Parte central deste processo foi a colaboração com a Alfareria Hernandez que integra a Federação das Organizações Artesãs de Castilla y León (FOACAL) e o intenso processo de aprendizado junto a ceramista Vicen Hernandez. Esta alfareria vem transmitindo o ofício há gerações, colaborando assim com a construção e a manutenção da tradição cerâmica, e está localizada em Cespedosa de Tormes, município que conta com uma população de 585 habitantes. Esse projeto incluiu também jornadas de trabalho no ateliê do escultor Julio Galán, em Arévalo, que há mais de três décadas realiza esculturas monumentais que se espalham pelo entorno.

Litificação é um conjunto de processos que convertem sedimentos em rocha consolidada, e o seu estudo chama-se litologia - ramo voltado à pesquisa das categorizações referentes aos tempos geológicos e seus processos de formação.

Essa mostra parte desse pressuposto, onde a produção contemporânea pode integrar a comunicação entre uma instituições de arte, o barro e as histórias e tradições que a circundam. Se Arévalo constitui sua identidade em parte pela relação com estas histórias monumentais que impactaram a atual forma do mundo ocidental, vide antigos moradores que por aqui passaram, tanto como Isabel de Castilla, personagem fundamental na gênese do processo de colonização que definiu as relações entre a Europa e as Américas, como também Íñigo López de Loyola, que viria a fundar La Compañía de Jesús, responsável pelo primeiro processo de educação que impactou a cultura global, a catequização.
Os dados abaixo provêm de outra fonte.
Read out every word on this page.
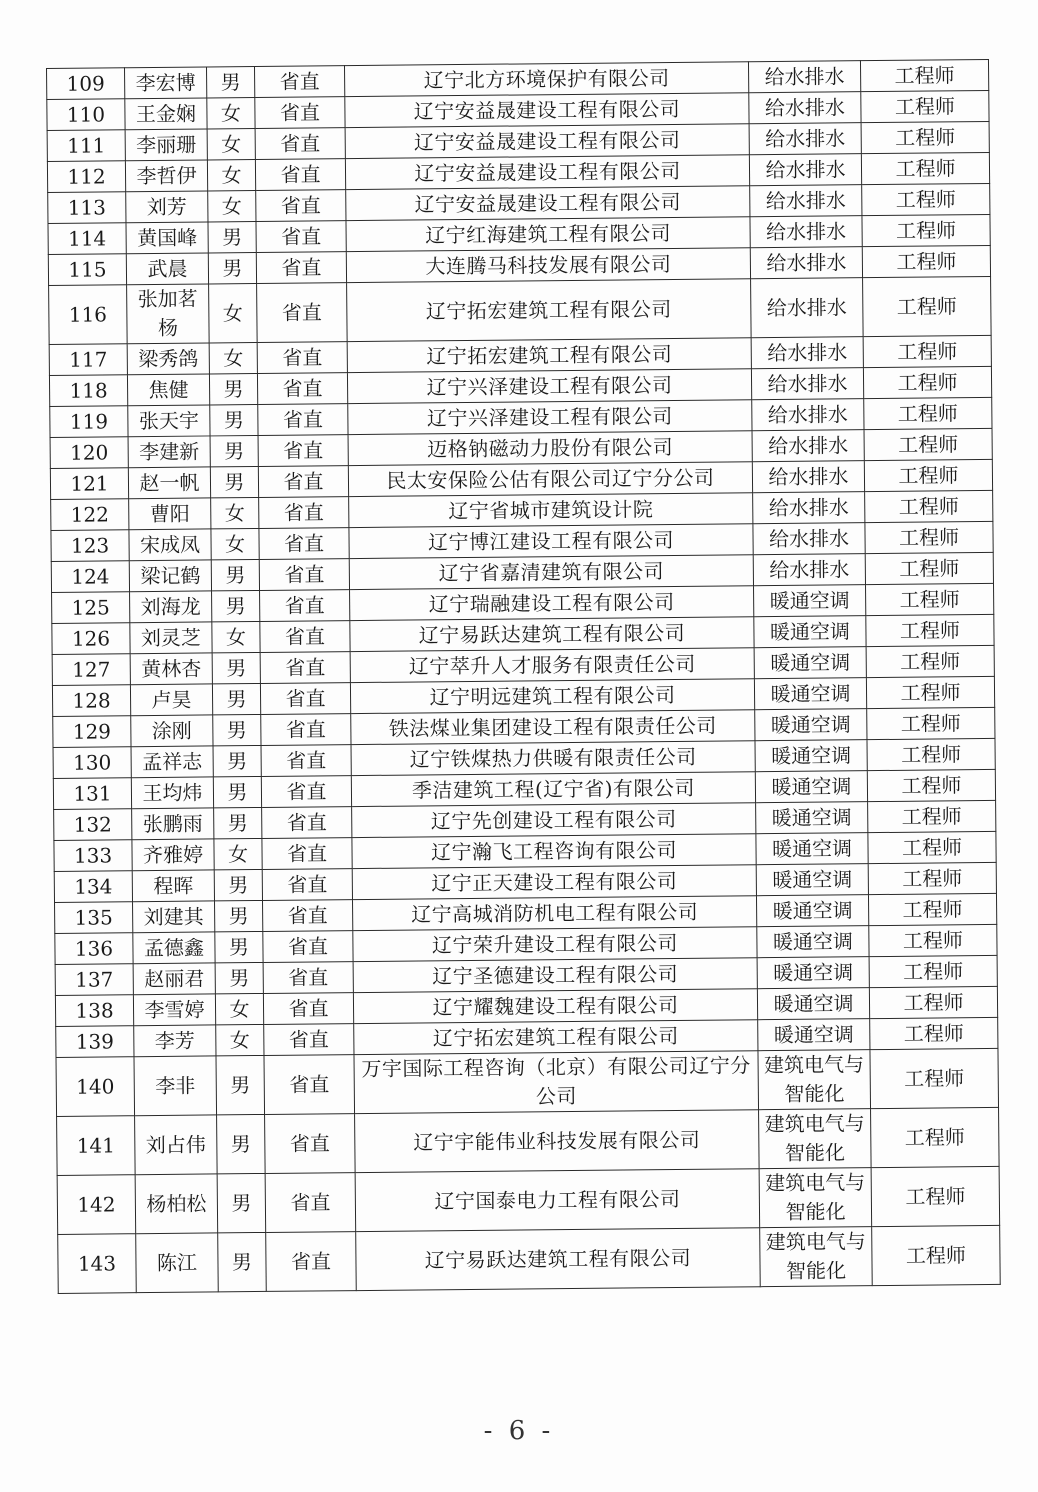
109	李宏博	男	省直	辽宁北方环境保护有限公司	给水排水	工程师
110	王金娴	女	省直	辽宁安益晟建设工程有限公司	给水排水	工程师
111	李丽珊	女	省直	辽宁安益晟建设工程有限公司	给水排水	工程师
112	李哲伊	女	省直	辽宁安益晟建设工程有限公司	给水排水	工程师
113	刘芳	女	省直	辽宁安益晟建设工程有限公司	给水排水	工程师
114	黄国峰	男	省直	辽宁红海建筑工程有限公司	给水排水	工程师
115	武晨	男	省直	大连腾马科技发展有限公司	给水排水	工程师
116	张加茗杨	女	省直	辽宁拓宏建筑工程有限公司	给水排水	工程师
117	梁秀鸽	女	省直	辽宁拓宏建筑工程有限公司	给水排水	工程师
118	焦健	男	省直	辽宁兴泽建设工程有限公司	给水排水	工程师
119	张天宇	男	省直	辽宁兴泽建设工程有限公司	给水排水	工程师
120	李建新	男	省直	迈格钠磁动力股份有限公司	给水排水	工程师
121	赵一帆	男	省直	民太安保险公估有限公司辽宁分公司	给水排水	工程师
122	曹阳	女	省直	辽宁省城市建筑设计院	给水排水	工程师
123	宋成凤	女	省直	辽宁博江建设工程有限公司	给水排水	工程师
124	梁记鹤	男	省直	辽宁省嘉清建筑有限公司	给水排水	工程师
125	刘海龙	男	省直	辽宁瑞融建设工程有限公司	暖通空调	工程师
126	刘灵芝	女	省直	辽宁易跃达建筑工程有限公司	暖通空调	工程师
127	黄林杏	男	省直	辽宁萃升人才服务有限责任公司	暖通空调	工程师
128	卢昊	男	省直	辽宁明远建筑工程有限公司	暖通空调	工程师
129	涂刚	男	省直	铁法煤业集团建设工程有限责任公司	暖通空调	工程师
130	孟祥志	男	省直	辽宁铁煤热力供暖有限责任公司	暖通空调	工程师
131	王均炜	男	省直	季洁建筑工程(辽宁省)有限公司	暖通空调	工程师
132	张鹏雨	男	省直	辽宁先创建设工程有限公司	暖通空调	工程师
133	齐雅婷	女	省直	辽宁瀚飞工程咨询有限公司	暖通空调	工程师
134	程晖	男	省直	辽宁正天建设工程有限公司	暖通空调	工程师
135	刘建其	男	省直	辽宁高城消防机电工程有限公司	暖通空调	工程师
136	孟德鑫	男	省直	辽宁荣升建设工程有限公司	暖通空调	工程师
137	赵丽君	男	省直	辽宁圣德建设工程有限公司	暖通空调	工程师
138	李雪婷	女	省直	辽宁耀魏建设工程有限公司	暖通空调	工程师
139	李芳	女	省直	辽宁拓宏建筑工程有限公司	暖通空调	工程师
140	李非	男	省直	万宇国际工程咨询（北京）有限公司辽宁分公司	建筑电气与智能化	工程师
141	刘占伟	男	省直	辽宁宇能伟业科技发展有限公司	建筑电气与智能化	工程师
142	杨柏松	男	省直	辽宁国泰电力工程有限公司	建筑电气与智能化	工程师
143	陈江	男	省直	辽宁易跃达建筑工程有限公司	建筑电气与智能化	工程师
- 6 -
Diante de distintos processos de violência perpetrados pela colonização, Ayla busca por ficções que nos libertam do jugo histórico e do peso das macro narrativas. Partindo do estudo do barro, ela investiga a composição geológica e a formulação histórica pautada por histórias grandiosas, indo a contrapelo no mergulho pelos microrrelatos que poderiam surgir do encontro com esse entorno. Pautada por escritos como La teoría de la bolsa de transporte de la ficción (1986)[1] de Ursula K. Le Guin, Ayla estabelece pequenos relatos que não se pautam por histórias da conquista, mas sim por exercícios especulativos oriundos da composição, cores, formas e texturas da paisagem de Arévalo.

Nesse sentido, a instalação site specific Una forma siempre húmeda (2022), articula o barro e a forma elementar da produção cerâmica - cabeça de touro -, primeiro gesto feito ao amassar e compactar o barro. Necessário e antecedente aos acervos cerâmicos que oferecem fagulhas de compreensão da origem da produção humana. É úmido, pois também busca associar-se ao início da vida, recordando da umidade que possibilitou a existência da primeira cianobactéria e suas transformações até um tetrápodes que abandonou seu contenedor aquático para aventurar-se sobre o solo. Ayla apresenta assim uma forma que capta o fluxo de água, umidificando a cabeça de touro que se localiza no interior, um rememoração formal da própria estrutura que a mantém.

Outra ode aos rios Adaja e Arevalillo é a instalação Alfarería del agua - incontenidoras márgenes (2022), que modifica a ideia do rio como um simples fluxo que margeia a cidade. A instalação consiste em cinco garrafas, onde duas revelam-se pela sua ausência, dando protagonismo e recordando o espaço ocupado por estes corpos cerâmicos que se posicionam nas extremidades dos rios. As garrafas atravessadas pelas águas que correm contêm em si fragmentos do conto A terceira margem do rio (1962) do escritor brasileiro Guimarães Rosa, que a partir de um estilo específico articula um tom regionalista e universal, abordando grandes dilemas da existência humana.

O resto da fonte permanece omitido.